For a short time, we lived in a little moldy trailer that reeked of gas, then we found an apartment in the upstairs of an old two-story white frame house on the Beach Highway, where one of my husband's friends from the Air Force and his wife also lived. Our landlady was Miss _; her daughter, Miss _, also lived with her. They pronounced the air base name Kees-lah. Jeff Davis' house, a historical attraction, was just down the street. The cemetery vaults were above ground. I was in another country. The summer of 1968 was memorable in other ways; it was the summer of the Moon Walk and Hurricane Camille.
We were up high with a beach view, and out of the trailer, but our mattress smelled like mildew, and the cockroaches seemed as big as mice. They flew out of grocery bags, and they scattered like a school of fish when I came into the dimly lit foyer at night. The mosquitoes were vicious, and sometimes I saw a disoriented crab scuttling sideways down the highway. My husband was gone much of the time, assigned to KP duty in addition to his other training. I could not find a job, so I spent my time at the air-conditioned library on the air base. I looked for Ardyth Kennelly on the shelves, and I found The Spur.
It was like running into an old friend in an unfamiliar place, and sitting down with a good cup of coffee and interesting conversation. The Spur, about Abraham Lincoln's assassin, John Wilkes Booth, is not as common as Kennelly's other books, especially the Linnea books, at least one of which was published in a book club edition. But it is every bit as good. Kennelly was fascinated with John Wilkes Booth, and read everything she could find about him. One of the books she relied upon heavily for her novel, she said, is The Mad Booths of Baltimore, by Stanley Kimmel. Booth was wearing spurs in the Ford Theatre and he caught his spur in a theatre curtain when he jumped from the balcony to escape. He was injured, and his injury changed the trajectory of his story, and history.

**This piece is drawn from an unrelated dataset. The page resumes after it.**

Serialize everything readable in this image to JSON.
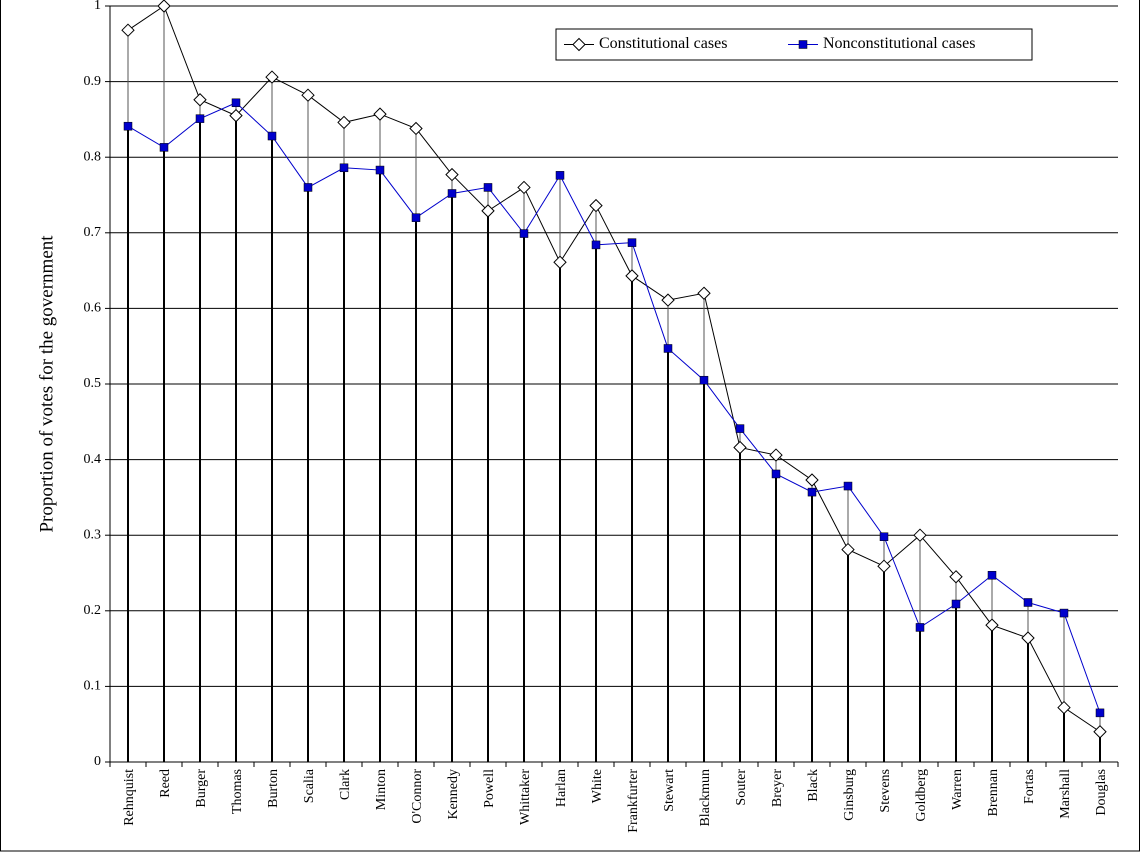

When I was at Utah State University, I heard a scholarly presentation about neglected Western women writers. Ardyth Kennelly was one of them. The book flap text of The Spur is revealing about women's status at the time Kennelly was writing. Much is said about Kennelly's doctor husband's accomplishments, and Kennelly is said to enjoy housekeeping. But then Linnea enjoyed housekeeping, too. And so do I. And that cup of coffee in a clean house is deeply satisfying.
When I came to Sewanee, I learned that John Wilkes Booth had once visited the old Brooks Hardware store here (now Taylor's), where he pawned his pocketwatch.